From September 2005 to June 2007, Roots of Peace conducted a focused program to support almond growers, processors and traders in Mazar and Ghorband. Our established extension team, which included a women's program, supported 1,864 male farmers and 1,418 female farmers with focused interventions promoting three cultural practices including, pruning, winter-time insect control, and use of bees for pollination.

A follow-on visit to the test pilot fields showed a 30-70% increase in yields as compared with non-participating farmers. The participating growers stated that insect pest were down 75-99% from the previous year reinforcing the practice of dormant spraying and demonstrating to growers what a small dollar investment and extra effort can accomplish. We also worked to establish 134 nascent farmers marketing associations, with a total membership of 5,653, to connect farmers to new urban buyers, expanding the market to absorb the increases in production.

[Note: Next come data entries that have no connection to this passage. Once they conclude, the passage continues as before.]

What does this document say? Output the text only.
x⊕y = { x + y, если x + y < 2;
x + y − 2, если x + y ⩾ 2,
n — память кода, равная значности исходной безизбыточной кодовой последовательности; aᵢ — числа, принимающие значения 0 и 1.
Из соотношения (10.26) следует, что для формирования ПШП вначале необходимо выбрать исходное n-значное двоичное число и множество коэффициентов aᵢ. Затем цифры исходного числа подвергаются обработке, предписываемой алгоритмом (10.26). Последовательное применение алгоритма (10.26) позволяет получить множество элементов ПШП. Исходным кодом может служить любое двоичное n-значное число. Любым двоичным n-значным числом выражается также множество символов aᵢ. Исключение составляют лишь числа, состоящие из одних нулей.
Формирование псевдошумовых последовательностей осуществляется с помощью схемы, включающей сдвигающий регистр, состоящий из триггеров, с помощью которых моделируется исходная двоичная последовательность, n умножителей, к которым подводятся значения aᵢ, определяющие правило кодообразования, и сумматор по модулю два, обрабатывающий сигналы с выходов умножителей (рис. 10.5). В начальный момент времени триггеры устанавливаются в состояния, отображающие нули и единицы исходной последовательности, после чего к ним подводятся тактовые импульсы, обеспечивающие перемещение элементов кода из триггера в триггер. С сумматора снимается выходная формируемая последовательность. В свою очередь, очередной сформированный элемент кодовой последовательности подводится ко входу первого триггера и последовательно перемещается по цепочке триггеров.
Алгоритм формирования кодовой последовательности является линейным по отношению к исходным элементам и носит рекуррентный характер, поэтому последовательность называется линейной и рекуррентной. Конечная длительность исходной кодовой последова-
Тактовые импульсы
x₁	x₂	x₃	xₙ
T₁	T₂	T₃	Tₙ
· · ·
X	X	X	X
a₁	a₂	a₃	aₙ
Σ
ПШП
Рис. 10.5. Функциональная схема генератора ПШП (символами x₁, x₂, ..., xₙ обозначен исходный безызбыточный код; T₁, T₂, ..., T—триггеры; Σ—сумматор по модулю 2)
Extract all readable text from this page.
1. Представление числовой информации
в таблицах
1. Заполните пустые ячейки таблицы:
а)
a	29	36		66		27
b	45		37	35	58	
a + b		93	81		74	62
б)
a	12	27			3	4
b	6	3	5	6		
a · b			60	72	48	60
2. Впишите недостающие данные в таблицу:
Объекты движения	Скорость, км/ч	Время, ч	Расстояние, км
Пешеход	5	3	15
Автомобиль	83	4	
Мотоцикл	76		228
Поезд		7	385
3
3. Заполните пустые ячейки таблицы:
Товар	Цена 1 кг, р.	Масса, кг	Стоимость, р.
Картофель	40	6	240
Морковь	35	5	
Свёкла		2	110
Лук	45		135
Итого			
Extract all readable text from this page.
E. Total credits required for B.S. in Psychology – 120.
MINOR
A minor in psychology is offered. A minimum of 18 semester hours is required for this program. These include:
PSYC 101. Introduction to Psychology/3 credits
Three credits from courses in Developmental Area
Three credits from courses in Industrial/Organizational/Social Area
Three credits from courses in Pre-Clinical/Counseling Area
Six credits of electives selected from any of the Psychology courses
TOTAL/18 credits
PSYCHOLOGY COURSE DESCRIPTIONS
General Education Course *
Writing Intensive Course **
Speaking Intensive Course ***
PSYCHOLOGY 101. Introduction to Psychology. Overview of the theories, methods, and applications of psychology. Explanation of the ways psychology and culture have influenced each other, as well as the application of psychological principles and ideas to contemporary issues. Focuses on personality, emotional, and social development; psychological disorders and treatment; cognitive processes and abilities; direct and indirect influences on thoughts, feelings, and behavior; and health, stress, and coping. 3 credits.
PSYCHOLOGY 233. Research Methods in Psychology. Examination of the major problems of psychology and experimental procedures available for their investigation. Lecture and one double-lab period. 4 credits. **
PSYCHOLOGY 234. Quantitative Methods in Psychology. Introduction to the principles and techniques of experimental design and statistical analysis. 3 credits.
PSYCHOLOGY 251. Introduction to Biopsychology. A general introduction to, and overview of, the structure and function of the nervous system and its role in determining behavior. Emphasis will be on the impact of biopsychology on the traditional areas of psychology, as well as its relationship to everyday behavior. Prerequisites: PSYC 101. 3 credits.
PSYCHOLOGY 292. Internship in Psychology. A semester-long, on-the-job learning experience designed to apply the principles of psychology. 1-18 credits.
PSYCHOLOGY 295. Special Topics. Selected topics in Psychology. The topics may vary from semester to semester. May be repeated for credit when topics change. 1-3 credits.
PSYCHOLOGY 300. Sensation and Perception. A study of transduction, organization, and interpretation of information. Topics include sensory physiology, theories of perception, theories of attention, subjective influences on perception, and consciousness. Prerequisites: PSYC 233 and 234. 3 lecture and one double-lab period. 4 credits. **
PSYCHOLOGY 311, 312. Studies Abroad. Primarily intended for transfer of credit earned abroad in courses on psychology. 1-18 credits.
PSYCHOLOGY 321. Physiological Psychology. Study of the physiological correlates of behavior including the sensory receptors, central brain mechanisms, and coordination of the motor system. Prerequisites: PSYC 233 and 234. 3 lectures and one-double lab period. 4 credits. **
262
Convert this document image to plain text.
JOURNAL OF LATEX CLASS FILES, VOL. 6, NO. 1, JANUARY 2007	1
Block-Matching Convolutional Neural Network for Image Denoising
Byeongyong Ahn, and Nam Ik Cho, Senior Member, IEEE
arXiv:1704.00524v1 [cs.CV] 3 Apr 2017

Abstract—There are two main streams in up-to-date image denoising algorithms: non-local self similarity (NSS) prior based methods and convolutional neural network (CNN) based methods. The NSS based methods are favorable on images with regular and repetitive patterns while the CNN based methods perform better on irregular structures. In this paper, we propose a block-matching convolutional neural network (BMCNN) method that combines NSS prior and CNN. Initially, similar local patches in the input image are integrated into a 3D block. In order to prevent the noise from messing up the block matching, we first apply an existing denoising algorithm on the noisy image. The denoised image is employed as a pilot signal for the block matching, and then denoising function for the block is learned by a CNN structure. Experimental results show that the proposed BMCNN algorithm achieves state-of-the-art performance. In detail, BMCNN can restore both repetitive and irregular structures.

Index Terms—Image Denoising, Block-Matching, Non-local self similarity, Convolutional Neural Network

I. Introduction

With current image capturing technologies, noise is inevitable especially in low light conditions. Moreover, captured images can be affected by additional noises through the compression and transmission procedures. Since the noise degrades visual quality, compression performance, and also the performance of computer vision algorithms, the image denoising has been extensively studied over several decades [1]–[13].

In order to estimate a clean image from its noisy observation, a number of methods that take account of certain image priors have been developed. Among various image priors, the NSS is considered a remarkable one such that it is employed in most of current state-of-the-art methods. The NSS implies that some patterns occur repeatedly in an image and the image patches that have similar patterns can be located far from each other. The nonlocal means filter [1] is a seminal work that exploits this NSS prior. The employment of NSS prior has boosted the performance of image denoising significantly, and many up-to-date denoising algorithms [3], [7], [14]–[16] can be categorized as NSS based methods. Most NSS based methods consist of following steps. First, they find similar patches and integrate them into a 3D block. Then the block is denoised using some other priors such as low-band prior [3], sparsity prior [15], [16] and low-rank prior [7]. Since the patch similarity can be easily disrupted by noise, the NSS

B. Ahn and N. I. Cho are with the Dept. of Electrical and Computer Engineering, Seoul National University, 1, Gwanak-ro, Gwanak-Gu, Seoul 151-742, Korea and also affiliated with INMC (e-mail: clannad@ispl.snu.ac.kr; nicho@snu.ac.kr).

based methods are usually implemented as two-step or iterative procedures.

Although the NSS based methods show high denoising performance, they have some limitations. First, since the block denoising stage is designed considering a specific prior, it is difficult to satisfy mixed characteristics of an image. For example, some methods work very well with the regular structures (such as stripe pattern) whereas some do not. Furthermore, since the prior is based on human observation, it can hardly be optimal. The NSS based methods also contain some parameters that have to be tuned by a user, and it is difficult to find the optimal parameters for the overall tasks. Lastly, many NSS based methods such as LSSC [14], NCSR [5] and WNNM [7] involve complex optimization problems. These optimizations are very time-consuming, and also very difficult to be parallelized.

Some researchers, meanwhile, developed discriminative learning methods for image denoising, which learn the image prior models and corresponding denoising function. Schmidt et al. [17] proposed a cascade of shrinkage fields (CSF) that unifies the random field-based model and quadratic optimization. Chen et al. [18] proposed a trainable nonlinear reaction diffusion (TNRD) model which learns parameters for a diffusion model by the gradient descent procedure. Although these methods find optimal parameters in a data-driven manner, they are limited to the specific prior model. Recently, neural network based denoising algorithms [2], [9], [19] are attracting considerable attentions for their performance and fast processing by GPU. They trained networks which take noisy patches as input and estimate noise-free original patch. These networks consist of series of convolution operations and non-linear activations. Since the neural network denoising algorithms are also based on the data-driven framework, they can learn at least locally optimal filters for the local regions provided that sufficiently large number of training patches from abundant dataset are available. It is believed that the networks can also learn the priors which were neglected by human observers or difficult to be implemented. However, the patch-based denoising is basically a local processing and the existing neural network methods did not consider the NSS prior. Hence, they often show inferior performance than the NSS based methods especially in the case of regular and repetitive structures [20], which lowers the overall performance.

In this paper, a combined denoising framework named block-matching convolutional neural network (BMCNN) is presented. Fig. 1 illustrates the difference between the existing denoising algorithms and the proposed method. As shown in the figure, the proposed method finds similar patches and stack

Parallel to the work with growers we also mentored nut merchants in Kandahar, Kabul and Mazar-i-Sharif, helping them organize their marketing associations and provided business development services. We organized investments by Afghan processors to construct buildings following GMP guidelines, and purchase of modern shelling equipment customized to suit the Afghan environment and their nut varieties. When fully operational, these processing plants will have an annual capacity to process 525 MT of export-quality, shelled almonds valued at approximately $3,750,000.